Like styrofoam, expanded polystyrene (EPS) is loved by food vendors — it’s cheap, lightweight, and durable.
And like styrofoam, it’s a menace to the environment, taking up to a million years to decompose and covering the environment with grubby plastic pebbles in the meantime.
Since there are so many alternatives, Zimbabwe’s environmental ministry decided to ban the plastic once and for all last week, after first announcing that a ban would come into effect in 2012.
In Zimbabwe, the environmental threat of EPS has other dimensions beyond the inability to decompose. Trash is frequently burned in the country as a way to get rid of it, and when this substance, which is structurally similar to styrofoam, is burned, it emits a toxic chemical.
Further, EPS is regularly littered throughout the country and often clogs drainpipes, which raises the likelihood of flooding.
Some food vendors are frustrated that the ban forces them to get rid of their remaining stock of EPS, according to Voice of America.
But the government says that ample time was given — five years to be exact — to become compliant, so no exceptions will be made.
“There is no going back,” Steady Kangata, the spokesman of the Environmental Management Agency, told VOA. “What they should be doing is looking at alternatives, because alternatives are there and are so many and diverse.”
Those caught violating the ban will have to pay a fine between $30 and $500.
Environmentalists in the country hope that this ban will spur a chain reaction of similar bans on other forms of plastic in the years ahead.
Countries around the world are taking a harsh approach to plastic, recognizing that the convenience it affords is rarely worth the environmental harm it causes.
Many plastic proponents argue that sweeping bans come with their own environmental costs because they increase the demand for paper products, which can lead to deforestation.

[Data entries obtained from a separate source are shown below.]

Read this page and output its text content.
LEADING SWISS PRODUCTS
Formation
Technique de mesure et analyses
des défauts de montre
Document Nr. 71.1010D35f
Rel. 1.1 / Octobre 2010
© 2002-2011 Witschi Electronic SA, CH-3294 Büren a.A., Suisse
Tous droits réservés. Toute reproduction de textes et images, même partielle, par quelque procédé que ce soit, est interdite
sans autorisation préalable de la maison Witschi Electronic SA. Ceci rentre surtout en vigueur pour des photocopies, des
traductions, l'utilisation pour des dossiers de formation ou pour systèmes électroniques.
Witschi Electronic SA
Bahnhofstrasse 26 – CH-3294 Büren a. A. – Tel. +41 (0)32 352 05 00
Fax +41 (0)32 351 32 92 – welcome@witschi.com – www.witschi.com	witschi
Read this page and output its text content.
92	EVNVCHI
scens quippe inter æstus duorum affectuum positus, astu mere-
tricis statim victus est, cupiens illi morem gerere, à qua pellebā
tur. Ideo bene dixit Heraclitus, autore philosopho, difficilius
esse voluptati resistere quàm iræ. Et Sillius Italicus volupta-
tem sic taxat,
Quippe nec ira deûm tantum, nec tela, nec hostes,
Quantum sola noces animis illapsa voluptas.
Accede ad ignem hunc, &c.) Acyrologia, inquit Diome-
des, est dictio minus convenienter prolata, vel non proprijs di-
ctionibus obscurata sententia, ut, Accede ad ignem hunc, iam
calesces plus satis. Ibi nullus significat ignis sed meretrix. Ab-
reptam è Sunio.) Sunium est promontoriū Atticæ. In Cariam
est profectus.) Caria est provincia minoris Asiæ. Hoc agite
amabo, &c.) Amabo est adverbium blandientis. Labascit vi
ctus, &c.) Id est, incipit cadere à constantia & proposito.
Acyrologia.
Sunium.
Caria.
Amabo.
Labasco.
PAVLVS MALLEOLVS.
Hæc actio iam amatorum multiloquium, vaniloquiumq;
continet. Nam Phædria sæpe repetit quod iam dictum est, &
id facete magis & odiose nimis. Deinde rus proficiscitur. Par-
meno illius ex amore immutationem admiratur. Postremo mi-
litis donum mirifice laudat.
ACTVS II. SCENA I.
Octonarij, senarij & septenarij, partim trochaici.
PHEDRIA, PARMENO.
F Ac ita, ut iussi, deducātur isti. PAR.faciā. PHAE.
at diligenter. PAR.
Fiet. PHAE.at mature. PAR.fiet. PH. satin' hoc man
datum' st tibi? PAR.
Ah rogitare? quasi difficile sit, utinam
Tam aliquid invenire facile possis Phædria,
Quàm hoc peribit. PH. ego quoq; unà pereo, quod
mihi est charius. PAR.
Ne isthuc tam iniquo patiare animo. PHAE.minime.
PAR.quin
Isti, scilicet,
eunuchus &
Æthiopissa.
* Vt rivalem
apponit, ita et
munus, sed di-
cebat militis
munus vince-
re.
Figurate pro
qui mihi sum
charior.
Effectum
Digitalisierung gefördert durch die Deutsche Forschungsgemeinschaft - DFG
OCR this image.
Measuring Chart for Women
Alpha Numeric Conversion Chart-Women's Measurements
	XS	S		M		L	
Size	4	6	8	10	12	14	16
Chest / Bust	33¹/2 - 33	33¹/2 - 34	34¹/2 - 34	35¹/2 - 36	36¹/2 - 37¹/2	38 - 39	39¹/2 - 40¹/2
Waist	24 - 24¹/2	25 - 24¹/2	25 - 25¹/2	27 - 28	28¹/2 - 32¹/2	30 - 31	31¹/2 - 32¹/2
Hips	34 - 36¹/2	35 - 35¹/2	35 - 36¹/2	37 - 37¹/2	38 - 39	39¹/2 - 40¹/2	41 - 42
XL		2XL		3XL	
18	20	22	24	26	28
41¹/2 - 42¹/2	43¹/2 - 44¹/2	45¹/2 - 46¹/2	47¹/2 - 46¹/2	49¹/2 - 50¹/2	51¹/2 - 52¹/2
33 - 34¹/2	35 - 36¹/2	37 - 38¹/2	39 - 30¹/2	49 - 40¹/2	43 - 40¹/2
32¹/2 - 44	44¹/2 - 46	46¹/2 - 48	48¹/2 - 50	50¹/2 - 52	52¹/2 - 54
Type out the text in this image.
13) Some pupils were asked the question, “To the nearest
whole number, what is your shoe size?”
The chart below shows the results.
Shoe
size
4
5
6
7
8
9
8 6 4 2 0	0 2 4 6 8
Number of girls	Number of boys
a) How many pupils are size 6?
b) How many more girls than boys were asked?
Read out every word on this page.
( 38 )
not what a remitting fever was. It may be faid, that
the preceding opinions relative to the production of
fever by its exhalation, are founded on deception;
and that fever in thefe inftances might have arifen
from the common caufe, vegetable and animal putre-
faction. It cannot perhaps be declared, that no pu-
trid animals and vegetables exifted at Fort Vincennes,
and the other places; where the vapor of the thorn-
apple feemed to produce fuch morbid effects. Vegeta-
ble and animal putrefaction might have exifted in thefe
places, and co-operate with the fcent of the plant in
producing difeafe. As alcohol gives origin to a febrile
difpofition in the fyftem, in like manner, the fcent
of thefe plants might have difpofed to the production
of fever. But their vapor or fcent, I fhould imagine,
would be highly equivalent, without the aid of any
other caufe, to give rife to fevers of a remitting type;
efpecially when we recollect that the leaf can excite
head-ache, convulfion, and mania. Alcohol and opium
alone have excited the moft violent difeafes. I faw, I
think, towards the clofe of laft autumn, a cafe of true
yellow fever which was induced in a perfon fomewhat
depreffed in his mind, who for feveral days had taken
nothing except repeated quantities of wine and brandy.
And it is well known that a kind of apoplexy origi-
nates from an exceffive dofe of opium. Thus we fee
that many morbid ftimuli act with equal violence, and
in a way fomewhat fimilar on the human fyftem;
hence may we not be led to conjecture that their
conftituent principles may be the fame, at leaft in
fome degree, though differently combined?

But the consequences of plastic can’t be ignored — leaching toxins into the atmosphere, entering the food chain when consumed by animals, and littering ecosystems.
Those problems are acutely felt in Zimbabwe.
“Plastics, when they get into the environment, especially in the food chain, are dangerous to animals,” Christopher Magadza, a professor of environmental studies at the University of Zimbabwe, told VOA. “And the thing is, people say some plastics are biodegradable. There is no biodegradable plastic. It just breaks up into smaller and smaller bits. … And when plastic catches fire, we breathe it and [it] spoils the air.”
It seems like the best long-term approach is to encourage the use of reusable items, from water bottles to food containers.
That would be a heavier lift for everyday people going about their lives, but it’s a lifestyle change that would make a big difference for planet Earth.